Dans la pratique, les valeurs varient selon le mode de vie du ménage :

  • Ménage économe (douche, pas de baignoire, robinetterie efficace) : 35–45 l/personne/jour
  • Ménage moyen (douche principalement, baignoire occasionnelle) : 50–60 l/personne/jour
  • Ménage confortable (bains fréquents, plusieurs salles de bains) : 65–80 l/personne/jour
  • Ménage avec jeunes enfants (bains fréquents, exigences d’sanitaire) : 55–70 l/personne/jour

Pour le calcul, je recommande d’utiliser la valeur de 55 l/personne/jour comme moyenne compromis pour un ménage ordinaire. Si vous avez des raisons de penser que votre consommation est plus élevée (grande baignoire, jacuzzi, sauna à air chaud avec générateur de vapeur), augmentez la valeur selon votre jugement ou mesurez votre consommation réelle via un compteur d’eau.
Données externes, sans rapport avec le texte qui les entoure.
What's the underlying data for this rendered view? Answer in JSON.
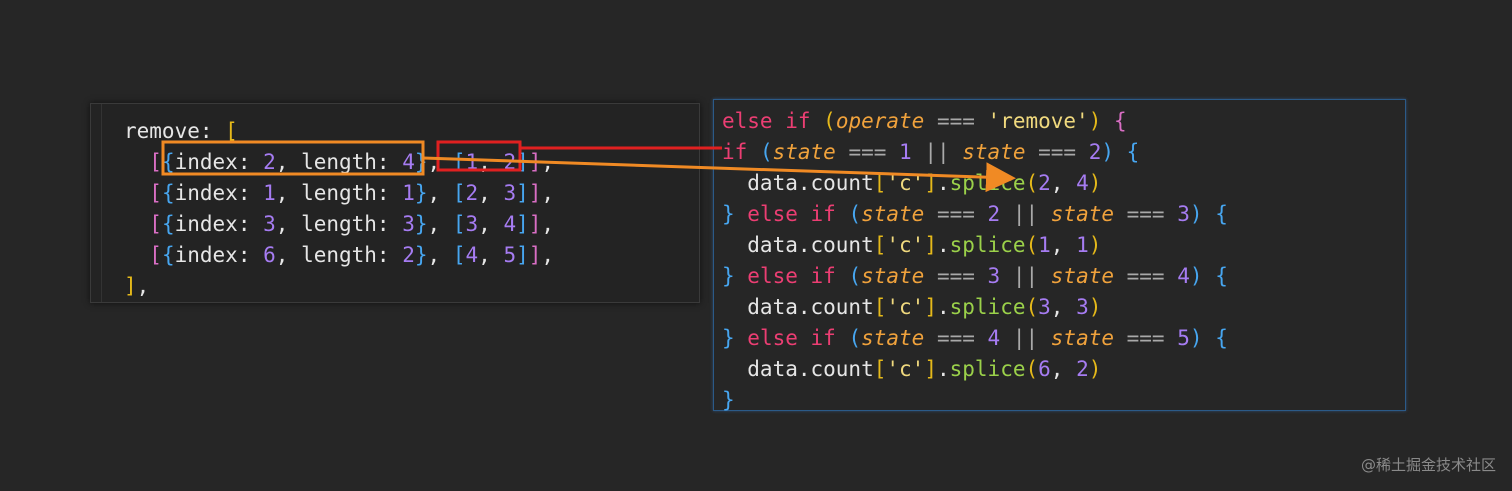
{
  "left_code": {
    "lines": [
      [
        [
          "t-plain",
          "remove: "
        ],
        [
          "t-br1",
          "["
        ]
      ],
      [
        [
          "t-punct",
          "  "
        ],
        [
          "t-br2",
          "["
        ],
        [
          "t-br3",
          "{"
        ],
        [
          "t-plain",
          "index: "
        ],
        [
          "t-num",
          "2"
        ],
        [
          "t-plain",
          ", length: "
        ],
        [
          "t-num",
          "4"
        ],
        [
          "t-br3",
          "}"
        ],
        [
          "t-plain",
          ", "
        ],
        [
          "t-br3",
          "["
        ],
        [
          "t-num",
          "1"
        ],
        [
          "t-plain",
          ", "
        ],
        [
          "t-num",
          "2"
        ],
        [
          "t-br3",
          "]"
        ],
        [
          "t-br2",
          "]"
        ],
        [
          "t-plain",
          ","
        ]
      ],
      [
        [
          "t-punct",
          "  "
        ],
        [
          "t-br2",
          "["
        ],
        [
          "t-br3",
          "{"
        ],
        [
          "t-plain",
          "index: "
        ],
        [
          "t-num",
          "1"
        ],
        [
          "t-plain",
          ", length: "
        ],
        [
          "t-num",
          "1"
        ],
        [
          "t-br3",
          "}"
        ],
        [
          "t-plain",
          ", "
        ],
        [
          "t-br3",
          "["
        ],
        [
          "t-num",
          "2"
        ],
        [
          "t-plain",
          ", "
        ],
        [
          "t-num",
          "3"
        ],
        [
          "t-br3",
          "]"
        ],
        [
          "t-br2",
          "]"
        ],
        [
          "t-plain",
          ","
        ]
      ],
      [
        [
          "t-punct",
          "  "
        ],
        [
          "t-br2",
          "["
        ],
        [
          "t-br3",
          "{"
        ],
        [
          "t-plain",
          "index: "
        ],
        [
          "t-num",
          "3"
        ],
        [
          "t-plain",
          ", length: "
        ],
        [
          "t-num",
          "3"
        ],
        [
          "t-br3",
          "}"
        ],
        [
          "t-plain",
          ", "
        ],
        [
          "t-br3",
          "["
        ],
        [
          "t-num",
          "3"
        ],
        [
          "t-plain",
          ", "
        ],
        [
          "t-num",
          "4"
        ],
        [
          "t-br3",
          "]"
        ],
        [
          "t-br2",
          "]"
        ],
        [
          "t-plain",
          ","
        ]
      ],
      [
        [
          "t-punct",
          "  "
        ],
        [
          "t-br2",
          "["
        ],
        [
          "t-br3",
          "{"
        ],
        [
          "t-plain",
          "index: "
        ],
        [
          "t-num",
          "6"
        ],
        [
          "t-plain",
          ", length: "
        ],
        [
          "t-num",
          "2"
        ],
        [
          "t-br3",
          "}"
        ],
        [
          "t-plain",
          ", "
        ],
        [
          "t-br3",
          "["
        ],
        [
          "t-num",
          "4"
        ],
        [
          "t-plain",
          ", "
        ],
        [
          "t-num",
          "5"
        ],
        [
          "t-br3",
          "]"
        ],
        [
          "t-br2",
          "]"
        ],
        [
          "t-plain",
          ","
        ]
      ],
      [
        [
          "t-br1",
          "]"
        ],
        [
          "t-plain",
          ","
        ]
      ]
    ]
  },
  "right_code": {
    "lines": [
      [
        [
          "t-kw",
          "else if "
        ],
        [
          "t-br1",
          "("
        ],
        [
          "t-param",
          "operate"
        ],
        [
          "t-op",
          " === "
        ],
        [
          "t-str",
          "'remove'"
        ],
        [
          "t-br1",
          ")"
        ],
        [
          "t-plain",
          " "
        ],
        [
          "t-br2",
          "{"
        ]
      ],
      [
        [
          "t-kw",
          "if "
        ],
        [
          "t-br3",
          "("
        ],
        [
          "t-param",
          "state"
        ],
        [
          "t-op",
          " === "
        ],
        [
          "t-num",
          "1"
        ],
        [
          "t-op",
          " || "
        ],
        [
          "t-param",
          "state"
        ],
        [
          "t-op",
          " === "
        ],
        [
          "t-num",
          "2"
        ],
        [
          "t-br3",
          ")"
        ],
        [
          "t-plain",
          " "
        ],
        [
          "t-br3",
          "{"
        ]
      ],
      [
        [
          "t-plain",
          "  data.count"
        ],
        [
          "t-br1",
          "["
        ],
        [
          "t-str",
          "'c'"
        ],
        [
          "t-br1",
          "]"
        ],
        [
          "t-plain",
          "."
        ],
        [
          "t-fn",
          "splice"
        ],
        [
          "t-br1",
          "("
        ],
        [
          "t-num",
          "2"
        ],
        [
          "t-plain",
          ", "
        ],
        [
          "t-num",
          "4"
        ],
        [
          "t-br1",
          ")"
        ]
      ],
      [
        [
          "t-br3",
          "}"
        ],
        [
          "t-kw",
          " else if "
        ],
        [
          "t-br3",
          "("
        ],
        [
          "t-param",
          "state"
        ],
        [
          "t-op",
          " === "
        ],
        [
          "t-num",
          "2"
        ],
        [
          "t-op",
          " || "
        ],
        [
          "t-param",
          "state"
        ],
        [
          "t-op",
          " === "
        ],
        [
          "t-num",
          "3"
        ],
        [
          "t-br3",
          ")"
        ],
        [
          "t-plain",
          " "
        ],
        [
          "t-br3",
          "{"
        ]
      ],
      [
        [
          "t-plain",
          "  data.count"
        ],
        [
          "t-br1",
          "["
        ],
        [
          "t-str",
          "'c'"
        ],
        [
          "t-br1",
          "]"
        ],
        [
          "t-plain",
          "."
        ],
        [
          "t-fn",
          "splice"
        ],
        [
          "t-br1",
          "("
        ],
        [
          "t-num",
          "1"
        ],
        [
          "t-plain",
          ", "
        ],
        [
          "t-num",
          "1"
        ],
        [
          "t-br1",
          ")"
        ]
      ],
      [
        [
          "t-br3",
          "}"
        ],
        [
          "t-kw",
          " else if "
        ],
        [
          "t-br3",
          "("
        ],
        [
          "t-param",
          "state"
        ],
        [
          "t-op",
          " === "
        ],
        [
          "t-num",
          "3"
        ],
        [
          "t-op",
          " || "
        ],
        [
          "t-param",
          "state"
        ],
        [
          "t-op",
          " === "
        ],
        [
          "t-num",
          "4"
        ],
        [
          "t-br3",
          ")"
        ],
        [
          "t-plain",
          " "
        ],
        [
          "t-br3",
          "{"
        ]
      ],
      [
        [
          "t-plain",
          "  data.count"
        ],
        [
          "t-br1",
          "["
        ],
        [
          "t-str",
          "'c'"
        ],
        [
          "t-br1",
          "]"
        ],
        [
          "t-plain",
          "."
        ],
        [
          "t-fn",
          "splice"
        ],
        [
          "t-br1",
          "("
        ],
        [
          "t-num",
          "3"
        ],
        [
          "t-plain",
          ", "
        ],
        [
          "t-num",
          "3"
        ],
        [
          "t-br1",
          ")"
        ]
      ],
      [
        [
          "t-br3",
          "}"
        ],
        [
          "t-kw",
          " else if "
        ],
        [
          "t-br3",
          "("
        ],
        [
          "t-param",
          "state"
        ],
        [
          "t-op",
          " === "
        ],
        [
          "t-num",
          "4"
        ],
        [
          "t-op",
          " || "
        ],
        [
          "t-param",
          "state"
        ],
        [
          "t-op",
          " === "
        ],
        [
          "t-num",
          "5"
        ],
        [
          "t-br3",
          ")"
        ],
        [
          "t-plain",
          " "
        ],
        [
          "t-br3",
          "{"
        ]
      ],
      [
        [
          "t-plain",
          "  data.count"
        ],
        [
          "t-br1",
          "["
        ],
        [
          "t-str",
          "'c'"
        ],
        [
          "t-br1",
          "]"
        ],
        [
          "t-plain",
          "."
        ],
        [
          "t-fn",
          "splice"
        ],
        [
          "t-br1",
          "("
        ],
        [
          "t-num",
          "6"
        ],
        [
          "t-plain",
          ", "
        ],
        [
          "t-num",
          "2"
        ],
        [
          "t-br1",
          ")"
        ]
      ],
      [
        [
          "t-br3",
          "}"
        ]
      ]
    ]
  },
  "annotations": {
    "orange_color": "#f08a24",
    "red_color": "#e02020"
  },
  "watermark": "@稀土掘金技术社区"
}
2. Disponibilité du rayonnement solaire sur votre lieu d’installation

La Slovaquie se trouve dans une zone climatique tempérée avec des différences régionales importantes. Le rayonnement global horizontal (GHI) varie entre environ 1 050 kWh/m²/an au nord (région de Zilina, Orava) et 1 250–1 300 kWh/m²/an au sud (Nízina Dunajská, Záhorie). Pour des capteurs inclinés à 35–45° et orientés au sud, le rayonnement utilisable efficacement est 10–15 % plus élevé que la mesure horizontale.

Pour les calculs pratiques de dimensionnement d’un système solaire pour le chauffage de l’eau chaude sanitaire, on utilise une valeur simplifiée du nombre d’heures de soleil pleine puissance (PSH – Peak Sun Hours) par an. En Slovaquie, on se situe entre 1 100 et 1 400 PSH/an selon la localité.

Zones indicatives d’ensoleillement – Slovaquie Nord et centre de la SR Orava, Liptov, Kysuce ≈ 1 050–1 150 PSH/an Centre de la Slovaquie Banská Bystrica, Zvolen ≈ 1 150–1 250 PSH/an Sud de la SR Nízina Dunajská, Záhorie, Kotlina košická ≈ 1 250–1 400 PSH/an * Valeurs pour un capteur incliné à 38° / orientation sud

3. Partie solaire souhaitée (solar fraction)

L’un des paramètres les plus importants du projet est la partie solaire – c’est-à-dire le pourcentage de la demande annuelle de chaleur pour le chauffage de l’eau que le système solaire couvrira. Pour une maison individuelle chauffant l’eau sanitaire, une partie solaire optimale est de 55 à 70 %. Pourquoi pas 100 % ? Parce qu’un capteur dimensionné pour 100 % de couverture en hiver serait extrêmement surdimensionné en été, ce qui entraîne des stagnations, des surchauffes et un vieillissement accéléré du système. Un système dimensionné pour une couverture de 60 à 65 % est économiquement et techniquement le plus optimal pour une exploitation toute l’année.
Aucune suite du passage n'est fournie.